Hundreds of south-Charlotte residents had the chance to meet the new Mecklenburg County sheriff, discuss traffic concerns with Charlotte’s Department of Transportation and even learn some wintertime fire-safety tips during the 2015 priorities meeting earlier this month at the Ballantyne Hotel & Lodge.
Hosted by the Ballantyne Breakfast Club, the meeting is held every February and has become well-known over the years for giving residents one-on-one interactions with high-ranking officials within the city, county and state.
Ballantyne Breakfast Club founder Ray Eschert said the meeting is important for residents to learn about the priorities of various departments for the year, “but also, at a certain level, to give the residents an opportunity to talk to those officials to express the concerns that they might have.”
During the meeting, residents met with officials from the N.C. House of Representatives and the Senate, the Mecklenburg County Board of Commissioners, the Charlotte City Council, the Charlotte-Mecklenburg Schools board, Charlotte Area Transit System, Charlotte-Mecklenburg Police Department, the YMCA, Wingate University and more.
Making his debut at the meeting as Mecklenburg County’s newest sheriff, Irwin Carmichael met with residents throughout the morning. He said he hoped to educate residents on what the Sheriff’s Office does, including overseeing jails.
“It’s also great to have an opportunity to meet my constituents and find out their needs,” Carmichael said.
During fiscal year 2014, sheriff’s officers also screened more than 1.1 million visitors to the Mecklenburg County Courthouse and confiscated more than 7,700 contraband items from people entering the courthouse, including weapons and knives, according to sheriff’s office data.
Anjan Shah, who lives in Stonecrest, said he primarily wanted to attend the priorities meeting to discuss new development in the area and whether existing infrastructure can support it.
He explained the difficulty he has getting onto the highway from his home, which is, “as the crow flies, a quarter of a mile from 485,” he said.
“The key issue I was asked about, as always, was the rapid pace of development in our area and concerns about infrastructure issues, particularly traffic,” said Councilman Ed Driggs, who represents District 7, where Ballantyne is located.
Shah said he was grateful for the opportunity to share his concerns with officials face to face, adding, “I sure wish there were more people who came out to these forums where people can interact with elected officials.”
Resident Rita Mullins said she and her friends from the Carmel Village II condominiums came to discuss their concerns and have some questions answered. For instance, the women wanted to make sure they knew the fire codes for grilling on balconies at condos.
“We wanted to know them so we can enforce them,” said Mullins. “It’s a real safety issue.”
Greg Francus, a fire educator with the Charlotte Fire Department, said officials appreciate the opportunity to educate the public on safety precautions they should follow.
“The most important thing to do in your home is to make sure you have working smoke alarms,” he said.
He said residents should consider getting a carbon-monoxide detector as well, especially given that people use more fuel-burning appliances during winter, which can lead to a buildup of carbon monoxide in the home.

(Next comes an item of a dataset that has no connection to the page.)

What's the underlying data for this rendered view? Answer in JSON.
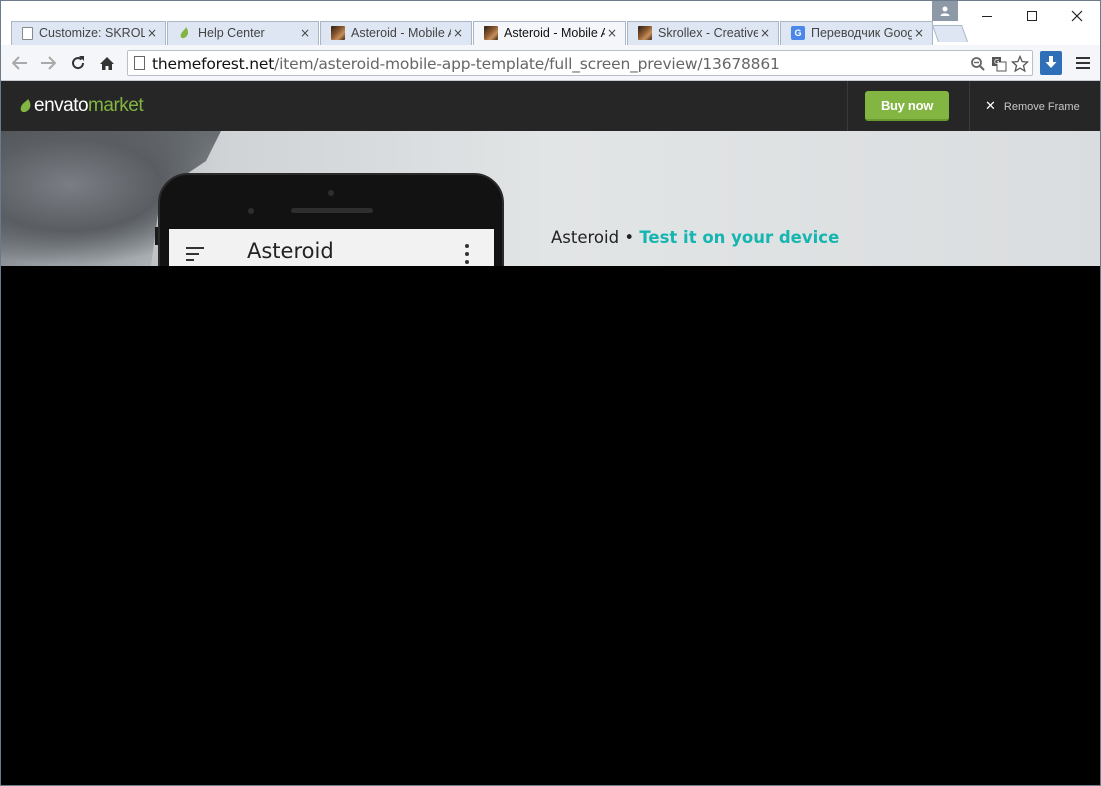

CMS board Chairwoman Mary McCray said the meeting also is a great time to hear from residents about what concerns are on their priority list.
“It’s a huge town hall meeting of small towns,” McCray said. “I consider this to be one of the premier opportunities for people to network and have that open forum.”
Past CMS District 6 representative Amelia Stinson-Wesley said she’s noticed that more people have attended the meeting over the years.
She said that more entities are represented outside of traditional government departments now, pointing to Wingate University, which recently opened a location in Ballantyne.
Mullins said she appreciates being able to find and talk to all the officials she needs, all before noon.
“If you’re cold on an issue, you might spend four hours on the phone before you find the right person,” she said. “This facilitates the ease of getting the services you need.”